‘Parece que nunca estiveram em uma escola’

A moça do caixa faz uma careta: “do jeito que coça essa máscara, vou brigar com alguém”, diz, bem-humorada. Por quê?, pergunto. Ah, aqui na Espanha é crença popular. Ixe, digo, então vamos todos nos matar.

Eu sempre vou a esse mercado local comprar papaya do Brazel. A preço de ouro, mas a saudade é maior. Trocamos ideia sobre tipos de máscara, recomendo a minha, que não solta fibra. E me despeço dizendo: não briga, não, que não vale a pena!

Além da saída do Messi do Barça (que não sai mais, embora contra sua vontade, segundo notícias frescas del día) e a escalada de contágios de Covid, outro tema onipresente nos headlines espanhóis esta semana é o desafio da volta às aulas em tempos pandêmicos.

O ano letivo começa de maneira escalonada na primeira semana de setembro, com máscaras obrigatórias para todos os alunos maiores de 6 anos. Já se podem notar mais carros nas ruas, mais gente na cidade —moradores, não turistas.

Os casos de coronavírus estão em franca ascendência em todo o país, mas a ministra da Educação Isabel Celaá afirmou há alguns dias: se for pra fechar institutos de ensino, será por casos pontuais, e não pela situação do país. E ainda insistiu: “os benefícios da escola [presencial] são muito superiores aos riscos”.

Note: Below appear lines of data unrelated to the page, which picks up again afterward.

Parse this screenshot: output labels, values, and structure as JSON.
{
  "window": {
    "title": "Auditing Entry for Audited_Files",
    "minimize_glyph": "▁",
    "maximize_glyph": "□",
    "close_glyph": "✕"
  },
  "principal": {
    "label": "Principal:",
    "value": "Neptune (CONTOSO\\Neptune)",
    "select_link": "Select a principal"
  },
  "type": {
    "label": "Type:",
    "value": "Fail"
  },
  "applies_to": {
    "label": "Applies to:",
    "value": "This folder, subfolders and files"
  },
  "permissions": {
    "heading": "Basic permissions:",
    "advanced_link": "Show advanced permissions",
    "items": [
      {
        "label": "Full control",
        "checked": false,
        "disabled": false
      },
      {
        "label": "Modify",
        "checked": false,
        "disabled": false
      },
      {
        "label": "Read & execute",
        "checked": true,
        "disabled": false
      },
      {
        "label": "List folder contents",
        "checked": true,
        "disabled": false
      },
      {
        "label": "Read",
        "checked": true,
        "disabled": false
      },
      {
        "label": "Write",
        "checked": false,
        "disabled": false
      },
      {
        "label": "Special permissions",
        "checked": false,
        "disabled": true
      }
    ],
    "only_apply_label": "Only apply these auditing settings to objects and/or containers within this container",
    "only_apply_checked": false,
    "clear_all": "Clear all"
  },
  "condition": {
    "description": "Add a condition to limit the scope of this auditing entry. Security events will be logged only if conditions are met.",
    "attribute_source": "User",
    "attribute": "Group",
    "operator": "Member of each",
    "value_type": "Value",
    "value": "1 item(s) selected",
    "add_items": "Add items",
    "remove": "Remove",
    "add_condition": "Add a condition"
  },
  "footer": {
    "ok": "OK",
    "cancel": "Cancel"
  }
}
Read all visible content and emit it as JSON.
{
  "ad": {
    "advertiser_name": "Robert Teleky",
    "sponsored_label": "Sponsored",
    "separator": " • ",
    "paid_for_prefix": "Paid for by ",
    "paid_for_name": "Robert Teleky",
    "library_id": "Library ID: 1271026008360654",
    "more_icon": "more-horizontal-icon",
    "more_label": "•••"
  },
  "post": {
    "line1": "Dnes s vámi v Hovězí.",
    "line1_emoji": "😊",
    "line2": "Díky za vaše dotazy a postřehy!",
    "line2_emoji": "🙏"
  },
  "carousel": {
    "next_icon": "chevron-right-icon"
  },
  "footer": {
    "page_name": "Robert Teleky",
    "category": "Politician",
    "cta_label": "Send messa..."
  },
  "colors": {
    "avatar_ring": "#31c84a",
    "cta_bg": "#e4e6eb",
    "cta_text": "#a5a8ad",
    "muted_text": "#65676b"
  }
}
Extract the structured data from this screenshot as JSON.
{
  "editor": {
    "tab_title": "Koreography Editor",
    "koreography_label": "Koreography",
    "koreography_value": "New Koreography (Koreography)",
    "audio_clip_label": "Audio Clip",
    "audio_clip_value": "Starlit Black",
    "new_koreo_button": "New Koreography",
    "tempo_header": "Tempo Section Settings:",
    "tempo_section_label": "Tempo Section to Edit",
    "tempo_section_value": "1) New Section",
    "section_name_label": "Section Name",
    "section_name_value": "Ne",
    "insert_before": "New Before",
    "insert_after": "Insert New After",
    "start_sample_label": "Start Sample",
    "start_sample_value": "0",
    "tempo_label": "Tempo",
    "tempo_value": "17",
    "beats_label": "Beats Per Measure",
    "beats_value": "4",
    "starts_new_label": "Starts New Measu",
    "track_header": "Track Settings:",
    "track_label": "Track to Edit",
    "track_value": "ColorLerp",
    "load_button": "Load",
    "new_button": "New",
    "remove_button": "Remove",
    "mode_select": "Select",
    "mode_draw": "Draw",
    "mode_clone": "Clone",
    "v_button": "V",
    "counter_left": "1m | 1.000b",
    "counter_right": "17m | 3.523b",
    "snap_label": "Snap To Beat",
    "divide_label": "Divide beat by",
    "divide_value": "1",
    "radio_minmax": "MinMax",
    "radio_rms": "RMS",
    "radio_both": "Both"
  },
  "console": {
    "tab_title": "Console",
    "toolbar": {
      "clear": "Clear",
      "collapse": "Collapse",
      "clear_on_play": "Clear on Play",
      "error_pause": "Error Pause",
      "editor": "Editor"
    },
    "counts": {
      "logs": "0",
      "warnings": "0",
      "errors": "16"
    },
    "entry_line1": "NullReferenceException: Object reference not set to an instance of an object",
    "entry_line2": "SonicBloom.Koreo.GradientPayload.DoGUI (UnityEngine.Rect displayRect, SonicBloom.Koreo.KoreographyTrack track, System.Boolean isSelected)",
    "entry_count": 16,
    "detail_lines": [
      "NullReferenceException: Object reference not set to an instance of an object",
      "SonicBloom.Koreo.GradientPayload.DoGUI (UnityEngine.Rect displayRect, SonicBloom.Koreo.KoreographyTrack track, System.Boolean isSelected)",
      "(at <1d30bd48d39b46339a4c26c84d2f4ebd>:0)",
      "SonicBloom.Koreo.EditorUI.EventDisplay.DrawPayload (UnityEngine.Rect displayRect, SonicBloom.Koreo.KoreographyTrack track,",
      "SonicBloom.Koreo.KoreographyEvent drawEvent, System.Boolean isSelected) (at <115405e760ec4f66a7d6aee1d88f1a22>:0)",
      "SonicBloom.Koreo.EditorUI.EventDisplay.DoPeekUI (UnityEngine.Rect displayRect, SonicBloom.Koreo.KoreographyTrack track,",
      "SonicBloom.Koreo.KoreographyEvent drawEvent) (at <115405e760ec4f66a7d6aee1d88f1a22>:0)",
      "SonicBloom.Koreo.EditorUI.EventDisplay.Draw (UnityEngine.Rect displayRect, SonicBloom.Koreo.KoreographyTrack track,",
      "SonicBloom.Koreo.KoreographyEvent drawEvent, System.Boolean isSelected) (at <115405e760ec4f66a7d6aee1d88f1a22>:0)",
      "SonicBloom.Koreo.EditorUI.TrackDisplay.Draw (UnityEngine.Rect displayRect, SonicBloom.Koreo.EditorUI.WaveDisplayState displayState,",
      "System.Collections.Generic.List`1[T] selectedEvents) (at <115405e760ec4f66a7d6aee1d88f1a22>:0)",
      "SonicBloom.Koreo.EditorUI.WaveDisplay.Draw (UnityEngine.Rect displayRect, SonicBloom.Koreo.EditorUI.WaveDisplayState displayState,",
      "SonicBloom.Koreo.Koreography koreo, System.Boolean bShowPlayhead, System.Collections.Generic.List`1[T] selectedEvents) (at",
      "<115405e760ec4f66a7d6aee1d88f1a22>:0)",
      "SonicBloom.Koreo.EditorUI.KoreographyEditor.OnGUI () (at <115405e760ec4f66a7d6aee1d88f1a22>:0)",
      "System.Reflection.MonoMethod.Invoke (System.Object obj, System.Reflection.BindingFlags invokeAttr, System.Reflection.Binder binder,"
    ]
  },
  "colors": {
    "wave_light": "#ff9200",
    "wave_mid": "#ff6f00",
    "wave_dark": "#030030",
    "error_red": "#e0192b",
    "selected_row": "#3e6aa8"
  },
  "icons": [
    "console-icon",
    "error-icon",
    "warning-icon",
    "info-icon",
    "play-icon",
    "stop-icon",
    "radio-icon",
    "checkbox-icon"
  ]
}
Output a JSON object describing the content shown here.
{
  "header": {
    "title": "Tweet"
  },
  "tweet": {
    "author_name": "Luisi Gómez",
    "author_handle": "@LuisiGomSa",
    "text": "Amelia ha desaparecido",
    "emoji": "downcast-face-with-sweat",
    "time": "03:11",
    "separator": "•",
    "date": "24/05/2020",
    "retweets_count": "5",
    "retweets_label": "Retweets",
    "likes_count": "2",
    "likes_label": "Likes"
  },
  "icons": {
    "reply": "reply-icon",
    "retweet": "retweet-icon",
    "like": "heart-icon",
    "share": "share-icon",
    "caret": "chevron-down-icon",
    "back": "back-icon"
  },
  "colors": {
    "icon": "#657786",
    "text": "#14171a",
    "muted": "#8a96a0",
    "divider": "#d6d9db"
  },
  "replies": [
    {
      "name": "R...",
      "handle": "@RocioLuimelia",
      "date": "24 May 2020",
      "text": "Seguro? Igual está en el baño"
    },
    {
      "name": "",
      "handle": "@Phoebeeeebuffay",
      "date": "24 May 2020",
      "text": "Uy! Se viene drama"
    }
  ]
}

Tem que insistir, mesmo, porque ninguém está acreditando.

Em enquete popular lançada pelo jornal La Vanguardia, um dos maiores da Espanha e o maior da Catalunha, 88% dos leitores (60 mil pessoas) declararam não confiar nas medidas de prevenção de contágios nas escolas e universidades. Indo mais além, 76% defenderam o absenteísmo escolar.

Problema à vista: a escolarização é obrigatória dos 6 aos 16 anos, e sua privação deliberada pode ser interpretada como um delito de abandono familiar e punida com prisão ou perda da guarda filial por um período entre 4 e 10 anos.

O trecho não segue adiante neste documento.